I think there are 4 different cases
$a_1=a_2=...=a_n=0$
$a_1=a_2=a_3=...=a_n \ne 0$
$a_1+a_2+...+a_n=0,$ $ a_1 \ne a_2$
$a_1+a_2+...+a_n \ne 0$ , $a_1 \ne a_2$
Let $V$ be the subspace spanned by the permuted versions of the vector $a=(a_1,a_2, ... ,a_n) \in K^n$. Let $U$ be the complementary subspace w.r.t. the usual bilinear form $\langle x,y\rangle=\sum_{i=1}^nx_iy_i$ of $K^n$, i.e. $$ U=\{ x\in K^n\mid \langle x,y\rangle=0\;\text{for all $y\in V$}\} $$ Then it is impossible for both $V$ and $U$ to have a vector with non-equal components. Assume contrariwise that $a_i\neq a_j$ for some pair of indices $i<j$, and that there exists $u=(u_1,u_2,\ldots,u_n)\in U$ such that $u_k\neq u_\ell$ for some pair of indices $k<\ell$. Then we can find two permuted versions of $a$: one, call it $v$, where $a_i$ occurs at position $k$ and $a_j$ at position $\ell$, and another, call it $w$, gotten from $v$ by swapping those two entries. Then $$ 0=0-0=\langle u,v\rangle-\langle u,w\rangle=\langle u,v-w\rangle=(u_k-u_\ell)(a_i-a_j), $$ which is a contradiction.

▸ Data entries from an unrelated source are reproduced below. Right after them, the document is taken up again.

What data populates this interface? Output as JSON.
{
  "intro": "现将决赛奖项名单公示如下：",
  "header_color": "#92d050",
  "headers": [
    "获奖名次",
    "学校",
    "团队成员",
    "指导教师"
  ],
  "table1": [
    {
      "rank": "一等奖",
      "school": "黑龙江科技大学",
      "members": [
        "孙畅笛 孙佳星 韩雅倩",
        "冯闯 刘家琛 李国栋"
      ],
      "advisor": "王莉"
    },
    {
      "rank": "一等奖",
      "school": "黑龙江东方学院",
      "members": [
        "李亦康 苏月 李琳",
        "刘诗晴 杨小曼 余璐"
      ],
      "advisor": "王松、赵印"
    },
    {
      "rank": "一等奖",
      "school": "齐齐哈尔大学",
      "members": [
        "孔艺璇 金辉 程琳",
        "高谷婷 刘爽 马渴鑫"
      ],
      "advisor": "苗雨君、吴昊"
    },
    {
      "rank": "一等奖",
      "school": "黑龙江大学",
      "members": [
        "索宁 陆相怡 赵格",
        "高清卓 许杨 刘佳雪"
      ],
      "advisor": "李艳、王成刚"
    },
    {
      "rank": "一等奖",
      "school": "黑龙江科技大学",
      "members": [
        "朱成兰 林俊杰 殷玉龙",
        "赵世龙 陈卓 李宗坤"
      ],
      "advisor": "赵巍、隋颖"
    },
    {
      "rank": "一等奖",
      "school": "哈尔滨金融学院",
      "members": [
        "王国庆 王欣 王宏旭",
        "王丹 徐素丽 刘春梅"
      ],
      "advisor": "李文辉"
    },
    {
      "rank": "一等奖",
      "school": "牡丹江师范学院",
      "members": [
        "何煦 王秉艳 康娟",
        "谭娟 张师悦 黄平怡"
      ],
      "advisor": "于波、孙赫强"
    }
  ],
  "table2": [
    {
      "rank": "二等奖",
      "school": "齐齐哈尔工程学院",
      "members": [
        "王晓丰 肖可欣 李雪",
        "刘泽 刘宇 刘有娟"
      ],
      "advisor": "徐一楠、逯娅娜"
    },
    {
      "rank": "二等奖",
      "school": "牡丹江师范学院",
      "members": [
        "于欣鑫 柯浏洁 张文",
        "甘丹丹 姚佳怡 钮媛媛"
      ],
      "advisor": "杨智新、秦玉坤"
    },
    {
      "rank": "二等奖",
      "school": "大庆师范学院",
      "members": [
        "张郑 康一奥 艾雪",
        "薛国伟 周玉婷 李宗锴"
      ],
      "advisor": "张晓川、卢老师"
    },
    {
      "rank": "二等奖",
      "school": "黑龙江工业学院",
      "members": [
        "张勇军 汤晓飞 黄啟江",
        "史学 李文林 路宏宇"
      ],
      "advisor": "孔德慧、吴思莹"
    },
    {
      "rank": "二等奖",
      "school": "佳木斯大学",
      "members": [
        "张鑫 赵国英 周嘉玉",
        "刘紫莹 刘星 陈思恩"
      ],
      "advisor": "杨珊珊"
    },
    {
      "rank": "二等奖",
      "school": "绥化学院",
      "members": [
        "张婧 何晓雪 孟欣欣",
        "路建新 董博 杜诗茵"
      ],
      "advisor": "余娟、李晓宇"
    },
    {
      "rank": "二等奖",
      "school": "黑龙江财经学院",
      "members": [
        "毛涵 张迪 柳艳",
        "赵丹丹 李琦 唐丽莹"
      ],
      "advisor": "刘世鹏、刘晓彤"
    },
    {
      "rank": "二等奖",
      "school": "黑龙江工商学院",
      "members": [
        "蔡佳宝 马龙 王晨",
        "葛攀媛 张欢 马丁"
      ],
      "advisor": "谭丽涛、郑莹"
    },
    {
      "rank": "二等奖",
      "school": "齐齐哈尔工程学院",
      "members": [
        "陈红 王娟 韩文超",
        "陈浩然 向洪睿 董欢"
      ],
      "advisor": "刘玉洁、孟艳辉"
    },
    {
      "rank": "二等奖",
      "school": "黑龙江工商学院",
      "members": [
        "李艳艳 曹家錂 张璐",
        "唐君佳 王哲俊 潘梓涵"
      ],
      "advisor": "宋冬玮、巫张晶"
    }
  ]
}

The conclusion is that one of the subspaces $U$ or $V$ is of dimension at most 1. As they are complementary $\dim U +\dim V=n$, and we can deduce that the dimension of $V$ is either 0,1, $n-1$ or $n$. It is clear, when either of the first two cases occurs. If $\dim V=n-1$, then $\dim U=1$, and, by the above observation, $U$ is spanned by the all ones vector, so $V$ is the zero-sum subspace. When none of these cases applies, we must have $\dim V=n$.
Given the question only asserted that $K$ is ``a field'', the argument above is somewhat problematic: if $K=\mathbb C$, then if $U$ is a subspace of $\mathbb C^n$, the subspace
$$ V = \{w \in K^m: \langle v,w \rangle =0, \forall u \in U \} $$
will not in general give a complementary subspace to $U$. For example, if $n=2$, then if $U=\mathbb C.(1,i)$, the subspace $V$ is equal to $U$. It works over a field like $\mathbb R$, and if you use a Hermitian form instead $\langle x,y \rangle = \sum_{i=1}^n x_i\bar{y_i}$, then it works for $\mathbb C$.

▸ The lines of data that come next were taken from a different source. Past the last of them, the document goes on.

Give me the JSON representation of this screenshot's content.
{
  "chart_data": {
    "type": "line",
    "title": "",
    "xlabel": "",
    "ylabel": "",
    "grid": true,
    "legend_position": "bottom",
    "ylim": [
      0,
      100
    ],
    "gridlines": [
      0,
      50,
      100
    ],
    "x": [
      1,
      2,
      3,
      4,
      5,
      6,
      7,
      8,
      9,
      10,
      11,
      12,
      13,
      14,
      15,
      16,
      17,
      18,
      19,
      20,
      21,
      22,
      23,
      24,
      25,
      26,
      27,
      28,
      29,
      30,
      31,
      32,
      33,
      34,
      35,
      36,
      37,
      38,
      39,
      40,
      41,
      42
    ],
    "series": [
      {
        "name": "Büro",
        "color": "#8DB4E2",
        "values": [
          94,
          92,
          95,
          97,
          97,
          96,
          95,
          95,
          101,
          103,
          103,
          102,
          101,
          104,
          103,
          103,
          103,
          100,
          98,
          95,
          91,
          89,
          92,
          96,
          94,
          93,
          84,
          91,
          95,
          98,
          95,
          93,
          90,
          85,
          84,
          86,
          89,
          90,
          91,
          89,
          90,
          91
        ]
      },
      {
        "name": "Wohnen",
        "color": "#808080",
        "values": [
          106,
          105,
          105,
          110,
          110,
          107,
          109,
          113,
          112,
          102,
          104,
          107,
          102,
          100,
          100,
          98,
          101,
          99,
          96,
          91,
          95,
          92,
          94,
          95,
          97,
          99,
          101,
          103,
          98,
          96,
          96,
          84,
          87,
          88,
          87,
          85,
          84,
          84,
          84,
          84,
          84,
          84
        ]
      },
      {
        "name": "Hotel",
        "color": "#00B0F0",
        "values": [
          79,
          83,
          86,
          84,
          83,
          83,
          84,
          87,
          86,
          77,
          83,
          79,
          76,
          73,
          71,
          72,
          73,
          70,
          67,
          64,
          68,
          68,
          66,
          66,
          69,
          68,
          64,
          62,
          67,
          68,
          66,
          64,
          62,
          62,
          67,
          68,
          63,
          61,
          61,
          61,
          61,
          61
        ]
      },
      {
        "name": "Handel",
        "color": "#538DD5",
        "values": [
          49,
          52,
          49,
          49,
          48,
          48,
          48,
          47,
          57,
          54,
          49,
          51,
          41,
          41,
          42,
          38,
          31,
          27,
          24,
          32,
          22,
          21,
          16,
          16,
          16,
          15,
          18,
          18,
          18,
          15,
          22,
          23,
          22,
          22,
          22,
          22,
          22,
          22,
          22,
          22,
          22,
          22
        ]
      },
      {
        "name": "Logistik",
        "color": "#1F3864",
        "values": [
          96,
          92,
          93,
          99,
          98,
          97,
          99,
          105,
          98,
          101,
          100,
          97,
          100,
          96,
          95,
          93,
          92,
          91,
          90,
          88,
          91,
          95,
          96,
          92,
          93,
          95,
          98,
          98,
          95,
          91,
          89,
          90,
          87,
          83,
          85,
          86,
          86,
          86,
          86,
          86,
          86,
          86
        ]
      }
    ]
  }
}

But actually the form isn't really necessary for the heart of the argument above: if $U$ is a subspace of $K^n$ not contained in the line $L = K.(e_1+\ldots+e_n)$ and $U$ is stable under the action of $S_n$, then we claim it is either $K^n$ or
$$ H = \{\sum_{i=1}^n a_ie_i: \sum_{i=1}^n a_i = 0\}$$
To see this, note that if $v=\sum_{i=1}^n c_ie_i \in U$ is not on the line $L$, then there must exist $i<j$ with $c_i\neq c_j$. Then if $\sigma_{ij}$ denotes the permutation which swaps $i$ and $j$ and fixes everything else, we have
$$ v-\sigma_{ij}(v) = c_ie_i+c_je_j -(c_je_i +c_ie_j) = (c_i-c_j)(e_i-e_j) \in U. $$ Thus $e_i-e_j \in U$, and as $U$ is stable under the $S_n$-action, it follows that $U$ contains $e_k-e_l$ for any pair basis vectors, and hence contains $H$ (since, for example, $\{e_1-e_n,e_2-e_n,\ldots,e_{n-1}-e_n\}$ is a basis of $H$). Thus $U = K^n$ or $U=H$ as claimed since $\dim(H)=n-1$.

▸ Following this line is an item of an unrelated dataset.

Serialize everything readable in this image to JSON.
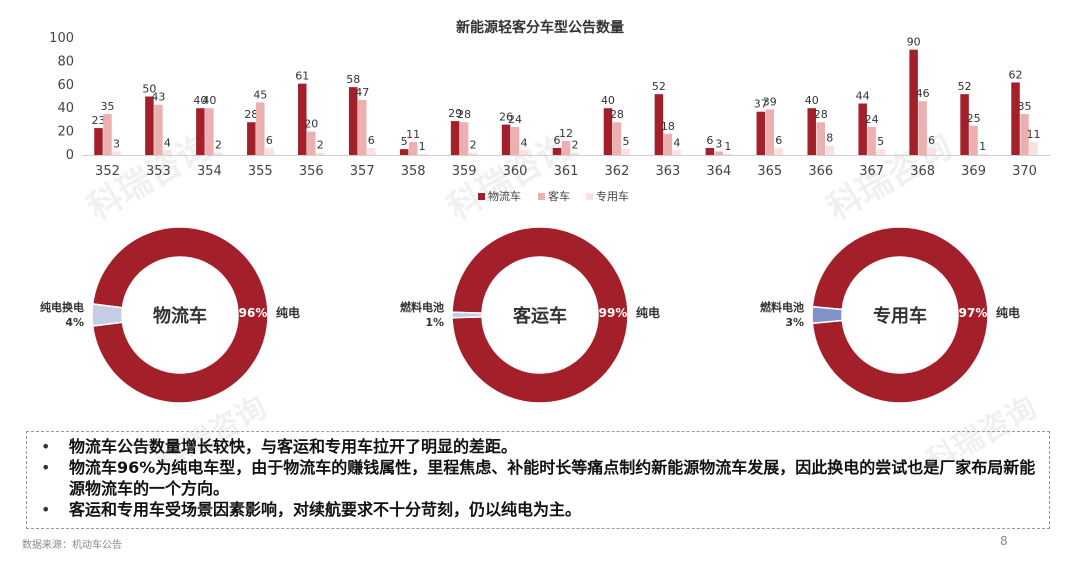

It follows that the only $S_n$-stable subspaces of $K^n$ are $\{0\},L, H$ and $K^n$ itself. In other words, if you start with a vector $v$ in $K^n$, then the subspace generated by all the permutations of $v$ will be $\{0\}$ if $v=0$, $L$ if $v$ has all of its coordinate equal (that is, if $v \in L$), $H$ if the coordinates of $v$ sum to $0$, and all of $K^n$ otherwise.
It is also worth noting that if the characteristic of $K$ is coprime to $n$, that is, if $n$ is a unit in $K$, then $K^n = H \oplus L$, but if $\text{char}(K)=p$ and $p\mid n$, then $L\leq H<K^n$, so that $K^n$ is not a direct sum of irreducible $S_n$-representations.